Mais patatras en 1984 le Conseil d’Etat tourne casaque avec son arrêt Maternité régionale A. Pinard (CE, S., 4 mai 1984, n° 26283). Un contentieux se fait aux risques et périls des parties et donc le CE avait alors tourné le dos à une logique financière simple : une somme versée indûment doit être remboursée avec le coût de l’argent, avec un taux d’intérêt. Disons que le début des années 80 n’étaient pas une période propice à ce mode de raisonnement.

L’époque n’était pas non plus aux explications détaillées des méandres du raisonnement du Conseil d’Etat. Le laconisme de la décision Maternité régionale A. Pinard de 1984 contraste, presque douloureusement, avec la clarté et la pédagogie de la décision de 1855. Jugez-en plutôt :

« si la maternité régionale A. Pinard a, en exécution du jugement attaqué, versé le 9 avril 1981 à M. X… la somme de 104 850 F dont elle se trouve déchargée par la présente décision, elle n’est pas fondée à demander au Conseil d’Etat la condamnation de M. X… à la réparation sous la forme d’intérêts au taux légal, du préjudice subi par elle du fait du versement de ladite somme auquel elle était tenue en raison du caractère exécutoire du jugement ; »
(CE, S., 4 mai 1984, n° 26283)

 

Sur la forme et la pédagogie, on le voit, le laconisme légendaire du juge administratif n’a pas toujours existé et il n’est pas certain que cette économie de mots qui prévaut depuis des décennies en contentieux administratif (par contraste, par exemple, avec les décisions du Conseil constitutionnel, des arrêts de la CJUE ou des pratiques anglo-saxonnes) soit toujours souhaitable. S’obliger, pour le juge, à nous donner quelques explications n’est pas qu’une exigence pédagogique (et, donc, selon nous, Démocratique), mais c’est aussi un peu une contrainte interdisant au juge de faire trop de hors-piste en toute impunité intellectuelle.

Sur le fond, surtout… cet arrêt de 1984 ne va pas de soi. D’où l’intérêt qui eût pu être celui d’un minimum d’explication. Du point de vue de celui (souvent une personne publique) qui récupère, souvent après des années une somme qu’il a indûment verser, il y a bien enrichissement sans cause…

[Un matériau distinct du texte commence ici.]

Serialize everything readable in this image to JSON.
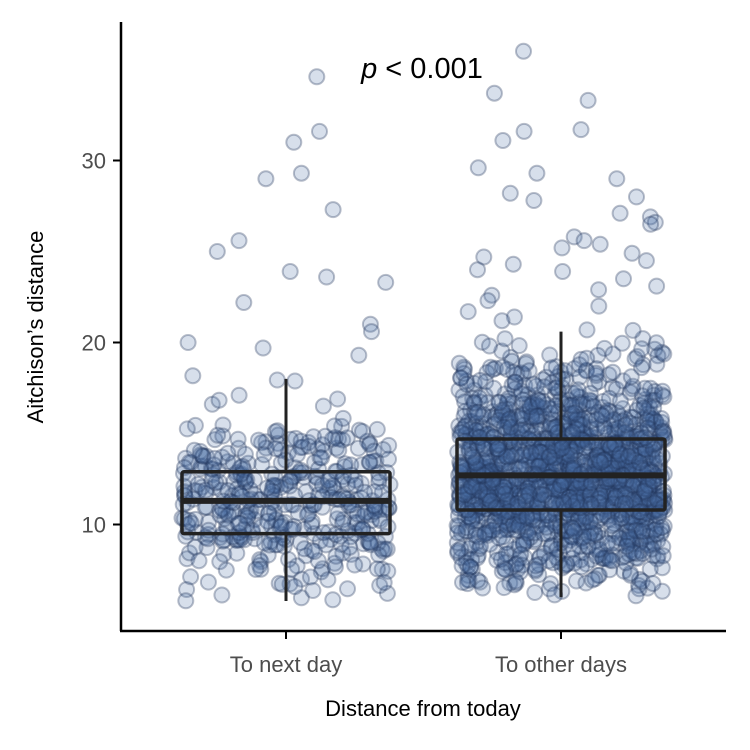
{
  "chart_data": {
    "type": "boxplot-jitter",
    "xlabel": "Distance from today",
    "ylabel": "Aitchison’s distance",
    "categories": [
      "To next day",
      "To other days"
    ],
    "yticks": [
      10,
      20,
      30
    ],
    "ylim": [
      4.4,
      37.6
    ],
    "annotation": {
      "italic": "p",
      "rest": " < 0.001"
    },
    "colors": {
      "point_fill": "#4a6fa5",
      "point_stroke": "#22355a",
      "box": "#222222",
      "axis": "#000000",
      "tick_label": "#4d4d4d"
    },
    "series": [
      {
        "category": "To next day",
        "box": {
          "whisker_low": 5.8,
          "q1": 9.5,
          "median": 11.3,
          "q3": 12.9,
          "whisker_high": 18.0
        },
        "n_points": 420,
        "outliers": [
          34.6,
          31.6,
          31.0,
          29.3,
          29.0,
          27.3,
          25.6,
          25.0,
          23.9,
          23.6,
          23.3,
          22.2,
          21.0,
          20.6,
          19.3,
          19.7,
          20.0
        ]
      },
      {
        "category": "To other days",
        "box": {
          "whisker_low": 6.0,
          "q1": 10.8,
          "median": 12.7,
          "q3": 14.7,
          "whisker_high": 20.6
        },
        "n_points": 1600,
        "outliers": [
          36.0,
          33.7,
          33.3,
          31.7,
          31.6,
          31.1,
          29.6,
          29.0,
          29.3,
          28.2,
          28.0,
          27.8,
          27.1,
          26.9,
          26.6,
          26.5,
          25.8,
          25.6,
          25.4,
          25.2,
          24.9,
          24.7,
          24.5,
          24.3,
          24.0,
          23.9,
          23.5,
          23.1,
          22.9,
          22.6,
          22.3,
          22.0,
          21.7,
          21.4,
          21.2
        ]
      }
    ]
  }
}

Tel est le point de vue que le rapporteur public Olivier Henrard a tenté de faire valoir dans une nouvelle affaire, jugée par le CE le 2 juin 2017… Son opinion aurait d’ailleurs, si elle avait été suivie, permis un heureux rapprochement de jurisprudence avec celle de la Cour de cassation comme le souligne Mme de Montecler dans le Dalloz Actualités de ce matin (voir en ce sens Cour de Cassation, Assemblée plénière, du 24 février 2006, 05-12.679, Publié au bulletin). Voir l’extrait de résumé au Bulletin de cet arrêt :

« L’exécution d’une décision de justice exécutoire à titre provisoire n’a lieu qu’aux risques de celui qui la poursuit, à charge par lui, si le titre est ultérieurement modifié, d’en réparer les conséquences dommageables.»

C’est concis. Mais clair, explicatif.

 

Mais le Conseil d’Etat n’a pas suivi son rapporteur public dans cet arrêt du 2 juin 2017.

Citons le futur résumé des tables du rec. (mais c’est bien en intégral qu’est prévue la publication de cet arrêt) :

« 1) La personne qui, en exécution d’une décision de justice, a, ainsi qu’elle y est tenue en raison du caractère exécutoire de cette décision, versé une somme n’a pas droit à la réparation sous forme d’intérêts ait de ce versement si elle se trouve déchargée par l’exercice des voies de recours de l’obligation de payer cette somme. »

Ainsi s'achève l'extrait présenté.